Jack Gregory is trying his hardest to persuade Kay to marry him. We will soon discover that he is only after her money, that his wooing of Kay is just a scheme cooked up by Jack and his sister Linda (Myrna Loy) to get their hands on the Elliott money. Jack goes very close to success. As the picture opens these would-be hellraisers are on their way to Night Court to face such drastic charges as squirting ginger ale at passers-by. Jack decides they should take advantage of being in court in order to get married and he just happens to have the marriage licence all ready.

His scheme is wrecked when a rather straitlaced clerk in Kay’s father’s law firm, Alan Ward (Paul Page), rings her father at home to let him know what is transpiring, and is instructed to bring the errant daughter straight home.

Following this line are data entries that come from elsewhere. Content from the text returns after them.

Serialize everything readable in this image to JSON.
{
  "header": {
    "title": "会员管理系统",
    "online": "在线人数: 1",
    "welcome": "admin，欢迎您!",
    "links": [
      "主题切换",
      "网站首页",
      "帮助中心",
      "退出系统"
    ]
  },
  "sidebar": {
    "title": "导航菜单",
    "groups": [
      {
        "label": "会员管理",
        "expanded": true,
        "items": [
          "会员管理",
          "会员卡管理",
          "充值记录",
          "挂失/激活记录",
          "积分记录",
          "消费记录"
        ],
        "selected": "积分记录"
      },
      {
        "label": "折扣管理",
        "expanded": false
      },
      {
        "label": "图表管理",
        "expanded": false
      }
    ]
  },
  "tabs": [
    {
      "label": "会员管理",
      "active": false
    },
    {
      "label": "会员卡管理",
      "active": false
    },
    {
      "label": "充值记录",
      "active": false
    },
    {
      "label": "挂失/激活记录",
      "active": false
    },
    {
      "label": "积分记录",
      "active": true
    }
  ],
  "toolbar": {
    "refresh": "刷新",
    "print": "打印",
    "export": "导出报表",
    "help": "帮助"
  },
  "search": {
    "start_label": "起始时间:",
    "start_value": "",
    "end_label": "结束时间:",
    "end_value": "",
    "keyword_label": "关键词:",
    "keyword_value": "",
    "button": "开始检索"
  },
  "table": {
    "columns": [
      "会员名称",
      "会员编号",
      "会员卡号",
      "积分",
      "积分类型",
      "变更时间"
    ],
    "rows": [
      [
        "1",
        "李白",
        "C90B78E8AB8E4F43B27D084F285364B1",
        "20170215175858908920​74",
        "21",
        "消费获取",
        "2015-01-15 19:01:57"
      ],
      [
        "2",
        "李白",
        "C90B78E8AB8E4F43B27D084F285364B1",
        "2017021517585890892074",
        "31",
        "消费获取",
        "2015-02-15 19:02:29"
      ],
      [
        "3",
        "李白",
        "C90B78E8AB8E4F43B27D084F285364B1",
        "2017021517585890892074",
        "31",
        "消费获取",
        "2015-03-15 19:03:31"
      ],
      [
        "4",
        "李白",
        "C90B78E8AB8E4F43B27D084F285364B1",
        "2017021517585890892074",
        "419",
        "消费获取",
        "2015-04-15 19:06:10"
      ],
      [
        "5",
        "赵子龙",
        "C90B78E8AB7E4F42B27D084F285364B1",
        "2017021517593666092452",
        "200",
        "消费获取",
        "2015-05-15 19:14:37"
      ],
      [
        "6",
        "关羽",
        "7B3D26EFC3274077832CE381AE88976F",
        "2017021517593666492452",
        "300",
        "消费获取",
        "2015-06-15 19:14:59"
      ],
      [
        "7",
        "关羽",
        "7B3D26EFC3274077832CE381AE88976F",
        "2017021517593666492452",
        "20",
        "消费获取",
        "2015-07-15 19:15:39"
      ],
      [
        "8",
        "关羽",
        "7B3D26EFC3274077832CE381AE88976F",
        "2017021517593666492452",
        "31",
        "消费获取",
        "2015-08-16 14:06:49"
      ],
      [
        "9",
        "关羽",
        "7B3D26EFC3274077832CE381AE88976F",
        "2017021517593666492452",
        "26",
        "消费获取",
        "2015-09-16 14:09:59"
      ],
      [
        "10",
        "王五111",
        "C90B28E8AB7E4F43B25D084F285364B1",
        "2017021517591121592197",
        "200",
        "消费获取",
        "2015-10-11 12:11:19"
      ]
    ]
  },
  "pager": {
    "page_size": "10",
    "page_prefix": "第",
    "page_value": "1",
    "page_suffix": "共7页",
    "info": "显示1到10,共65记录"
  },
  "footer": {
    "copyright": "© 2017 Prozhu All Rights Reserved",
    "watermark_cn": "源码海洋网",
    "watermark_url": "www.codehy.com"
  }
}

Being wild and reckless, Kay meekly obeys.

The Naughty Flirt (1931)

Kay immediately decides to pass the time on the trip home by flirting with Alan. He is unmoved by her performance, which only encourages her. Over the next few weeks she pursues him with an almost frantic energy. Of  course they eventually fall in love, but can their love survive the plotting of the conniving Gregory siblings?

Paul Page is a dull leading man. It comes as no surprise that his Hollywood career was a brief one. Alice White has plenty of enthusiasm although her accent is ludicrously unconvincing. No girl who had attended such good schools (from all of which she’s been expelled) would speak with such a nasal twang. Her career had fizzled out by the late 30s as well. She’s passable and with a better script she might have been OK. Myrna Loy does nothing to indicate that she was already on the road to stardom. The remainder of the cast members are uniformly forgettable.

The Naughty Flirt (1931)

Neither scriptwriters Richard Weil and Earl Baldwin nor director Edward F. Cline are able to give this story any zest and the one thing for which we can be grateful is that this lifeless movie only runs for 56 minutes.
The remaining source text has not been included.